Autogazette: Sie müssen bei Seat/Cupra den Gürtel also nicht enger schnallen?
Griffiths: Doch, wir haben unsere Fixkosten in den zurückliegenden Jahren um 30 Prozent reduziert, Wir wollen agiler, wettbewerbsfähiger werden. Wir machen viel auf der Kostenseite, machen aber auch viel auf der Ertragsseite.
«Wir haben nach wie vor eine hohe Nachfrage»
Autogazette: Cupra konnte im vergangenen Jahr rund 153.000 Fahrzeuge absetzen. Das ist ein Plus von 93 Prozent gegenüber 2021. Wo wollen Sie mit Cupra denn in 2025 stehen?
Griffiths: Wenn dann alle neuen Cupra-Modelle der neuen Generation – also Tavascan, Terramar und Raval – verfügbar sind, wollen wir in Richtung 500.000 Fahrzeuge kommen. Doch der Cupra Raval wird 2025 noch nicht komplett im Markt sein, dass wird erst 2026 der Fall sein. Wenn die Modellanläufe wie jetzt geplant stattfinden und der Cupra Raval das erste volle Jahr im Markt ist, sind diese 500.000 Einheiten mein Ziel.
Autogazette: Wie schauen die Ziele für dieses Jahr aus?
Griffiths: Cupra ist im ersten Halbjahr um 60 Prozent gewachsen – und das wollen wir bis Ende des Jahres halten. Wir haben nach wie vor eine hohe Nachfrage. Das Positive ist, dass auch Seat um 20 Prozent gewachsen ist. Am Ende geht es für mich aber nicht um den Absatz, sondern um Rentabilität.
Autogazette: Die Kollegen von VW Pkw klagen über eine Nachfrageschwäche bei den E-Autos. Trifft das auch auf den Born zu?
Griffiths: Der Absatz des Born hat sich im ersten Halbjahr verdoppelt. Doch wir alle haben uns in diesem Jahr auf eine schwierige Marktlage einzustellen – und das liegt auch am Wegfall bzw.der Reduzierung der Subventionen auf den verschiedenen Märkten. Zudem steigt der Wettbewerb auf allen Seiten, sei es aus China, den USA oder Korea und Japan. Von daher wird der Elektromarkt schwierig bleiben und hart umkämpft.
«Wir setzen unsere Prioritäten auf Cupra»
Autogazette: Bereitet es Ihnen Bauchschmerzen, wenn Sie sehen, mit welcher Vehemenz die Chinesen auf den europäischen Markt drängen? In China wurde VW ja bereits von BYD als Marktführer verdrängt…
Griffiths: Es ist nur ein Zeichen dafür, dass Europa seine Hausaufgaben machen und wettbewerbsfähiger werden muss – und nicht nur China gegenüber.

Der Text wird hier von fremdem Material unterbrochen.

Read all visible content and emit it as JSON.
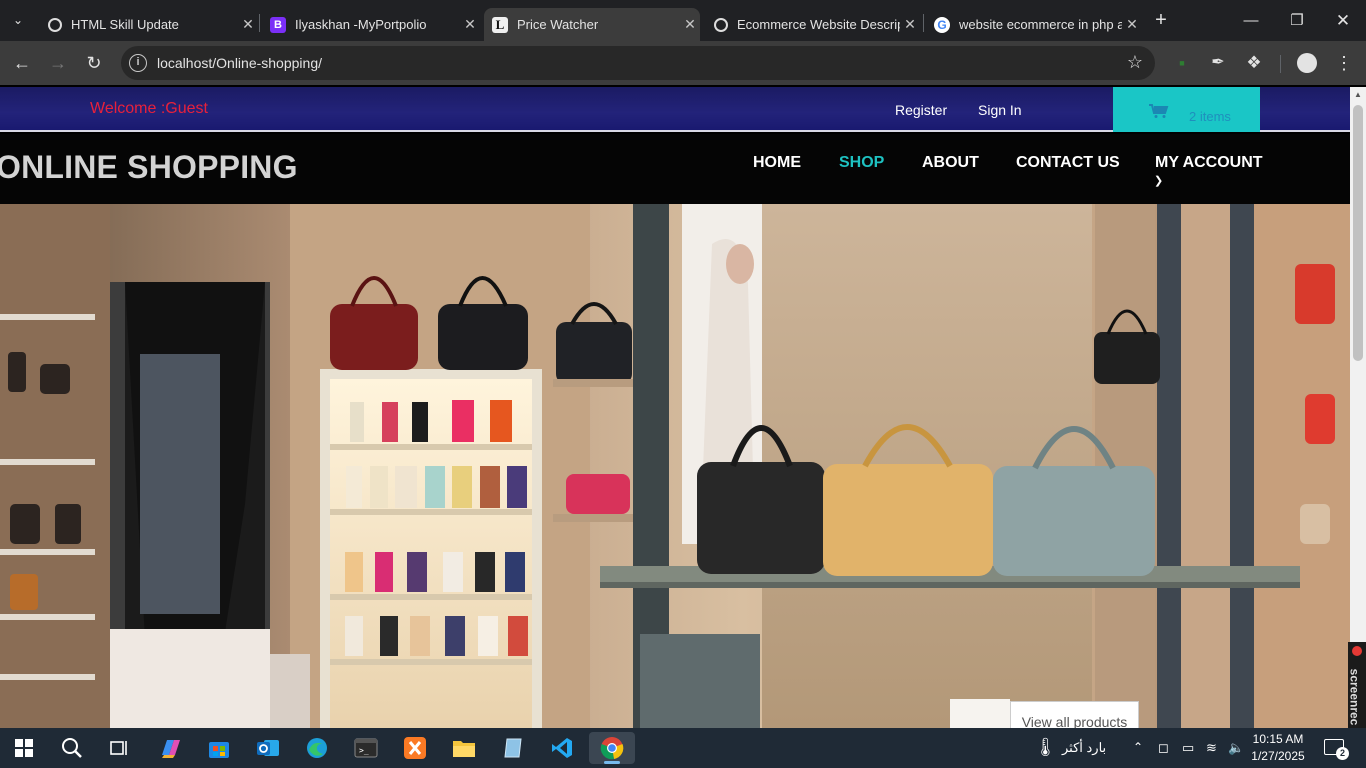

Ich verweise auf den Inflation Reduction Act in den USA und die Vorteile, die er für die heimische Industrie bietet. Ich bin zugleich auch Präsident des Spanischen Automobilverbandes und in dieser Funktion setze ich mich bei der Regierung dafür ein, dass es darauf eine spanische Antwort gibt. Aber letztlich muss es angesichts solcher Förderungen wie IRA eine europäische Antwort geben – dazu gehört auch, dass wir erneuerbare Energie zu wettbewerbsfähigen Preisen anbieten.
Autogazette: EU-Kommissions-Präsident Ursula von der Leyen hat angekündigt, die Subventionen Chinas für E-Autos prüfen zu lassen. Droht hier ein Handelskrieg?

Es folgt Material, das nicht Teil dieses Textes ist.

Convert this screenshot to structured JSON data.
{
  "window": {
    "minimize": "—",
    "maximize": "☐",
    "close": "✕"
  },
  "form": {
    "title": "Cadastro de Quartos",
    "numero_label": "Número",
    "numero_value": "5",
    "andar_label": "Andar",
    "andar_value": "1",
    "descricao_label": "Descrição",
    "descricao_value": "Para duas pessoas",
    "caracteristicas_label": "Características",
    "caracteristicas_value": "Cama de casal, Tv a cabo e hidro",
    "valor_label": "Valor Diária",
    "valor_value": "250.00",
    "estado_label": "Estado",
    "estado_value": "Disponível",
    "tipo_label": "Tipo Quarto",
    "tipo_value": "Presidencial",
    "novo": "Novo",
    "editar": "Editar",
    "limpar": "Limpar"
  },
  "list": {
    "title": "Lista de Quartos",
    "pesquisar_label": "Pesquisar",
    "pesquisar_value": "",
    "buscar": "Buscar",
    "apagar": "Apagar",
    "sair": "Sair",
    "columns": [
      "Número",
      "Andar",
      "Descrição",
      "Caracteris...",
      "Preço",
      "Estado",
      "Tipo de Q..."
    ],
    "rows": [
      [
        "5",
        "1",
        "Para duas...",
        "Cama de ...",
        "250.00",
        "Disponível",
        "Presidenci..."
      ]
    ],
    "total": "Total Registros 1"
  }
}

Griffiths: Diese Untersuchung bleibt abzuwarten. Es ist sicherzustellen, dass es fairen Wettbewerb auf beiden Seiten gibt. Es sollte nicht um Barrieren gehen und darum, Hindernisse aufzubauen.
«Die Hausaufgaben haben wir gemacht»
Autogazette: Haben Sie denn bei Seat/Cupra die Hausaufgaben gemacht? Bisher haben Sie mit dem Born gerade einmal ein E-Auto im Angebot? Ein Committment in die E-Mobilität sieht doch anders aus…

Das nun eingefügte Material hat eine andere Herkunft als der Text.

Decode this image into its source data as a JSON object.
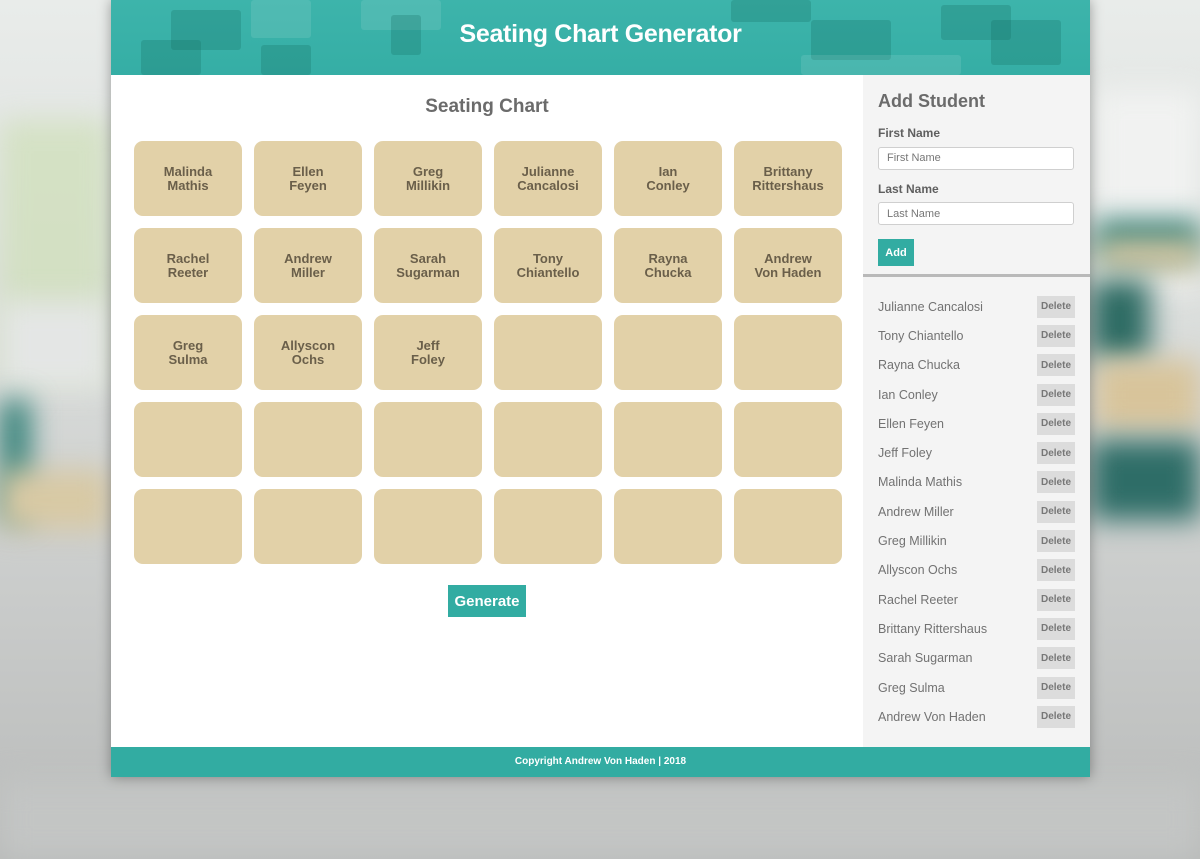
{
  "header": {
    "title": "Seating Chart Generator"
  },
  "main": {
    "title": "Seating Chart",
    "seats": [
      {
        "first": "Malinda",
        "last": "Mathis"
      },
      {
        "first": "Ellen",
        "last": "Feyen"
      },
      {
        "first": "Greg",
        "last": "Millikin"
      },
      {
        "first": "Julianne",
        "last": "Cancalosi"
      },
      {
        "first": "Ian",
        "last": "Conley"
      },
      {
        "first": "Brittany",
        "last": "Rittershaus"
      },
      {
        "first": "Rachel",
        "last": "Reeter"
      },
      {
        "first": "Andrew",
        "last": "Miller"
      },
      {
        "first": "Sarah",
        "last": "Sugarman"
      },
      {
        "first": "Tony",
        "last": "Chiantello"
      },
      {
        "first": "Rayna",
        "last": "Chucka"
      },
      {
        "first": "Andrew",
        "last": "Von Haden"
      },
      {
        "first": "Greg",
        "last": "Sulma"
      },
      {
        "first": "Allyscon",
        "last": "Ochs"
      },
      {
        "first": "Jeff",
        "last": "Foley"
      },
      {
        "first": "",
        "last": ""
      },
      {
        "first": "",
        "last": ""
      },
      {
        "first": "",
        "last": ""
      },
      {
        "first": "",
        "last": ""
      },
      {
        "first": "",
        "last": ""
      },
      {
        "first": "",
        "last": ""
      },
      {
        "first": "",
        "last": ""
      },
      {
        "first": "",
        "last": ""
      },
      {
        "first": "",
        "last": ""
      },
      {
        "first": "",
        "last": ""
      },
      {
        "first": "",
        "last": ""
      },
      {
        "first": "",
        "last": ""
      },
      {
        "first": "",
        "last": ""
      },
      {
        "first": "",
        "last": ""
      },
      {
        "first": "",
        "last": ""
      }
    ],
    "generate_label": "Generate"
  },
  "sidebar": {
    "title": "Add Student",
    "first_name_label": "First Name",
    "first_name_placeholder": "First Name",
    "first_name_value": "",
    "last_name_label": "Last Name",
    "last_name_placeholder": "Last Name",
    "last_name_value": "",
    "add_label": "Add",
    "delete_label": "Delete",
    "students": [
      "Julianne Cancalosi",
      "Tony Chiantello",
      "Rayna Chucka",
      "Ian Conley",
      "Ellen Feyen",
      "Jeff Foley",
      "Malinda Mathis",
      "Andrew Miller",
      "Greg Millikin",
      "Allyscon Ochs",
      "Rachel Reeter",
      "Brittany Rittershaus",
      "Sarah Sugarman",
      "Greg Sulma",
      "Andrew Von Haden"
    ]
  },
  "footer": {
    "text": "Copyright Andrew Von Haden | 2018"
  },
  "colors": {
    "accent": "#32aca2",
    "seat": "#e2d1a8",
    "seat_text": "#6a5f4a",
    "sidebar_bg": "#f4f4f4",
    "delete_bg": "#dcdcdc"
  }
}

Griffiths: …diese Hausaufgaben zu machen haben mich in den zurückliegenden zwei Jahren, in denen ich Präsident von Seat bin, viele schlaflose Nächte gekostet. Ich musste mit der spanischen Regierung ein historisches Invest von zehn Milliarden Euro in die E-Mobilität in Spanien verhandeln. Wir werden Martorell und Pamplona elektrifizieren und entwickeln für den VW-Konzern den Small BEV. Zeitgleich bauen wir eine Zellfabrik in Valencia. Ich bin ziemlich stolz auf das, was meine Mannschaft da hinbekommen hat. Die Hausaufgaben haben wir gemacht.
Autogazette: Wie wichtig ist der Bau der Batteriefabrik für die Kosten und dafür, sich unabhängiger von Asien zu machen?
Griffiths: Es geht nicht nur um diese Aspekte, es geht auch darum, bei der Sustainability glaubwürdig zu sein. Wir haben in Spanien bei den erneuerbaren Energien den Vorteil, dass bei uns jeden Tag die Sonne scheint. Entsprechend haben wir einen hohen Anteil erneuerbarer Energien – und wenn wir die zu wettbewerbsfähigen Kosten in den Markt bringen können, haben wir eine riesige Chance im Wettbewerb. Wenn Du E-Autos in einem Land wie Spanien baust, wo erneuerbare Energien die Basis auch für die Batteriefabrik ist, die Basis für die Produktion sind, dann hast du einen kleinen CO2-Fußabdruck. Es macht auch keinen Sinn, E-Autos auf die Straße zu bringen, wenn diese mit Atomstrom oder fossilen Energien geladen werden. Spanien macht hier seine Hausaufgaben.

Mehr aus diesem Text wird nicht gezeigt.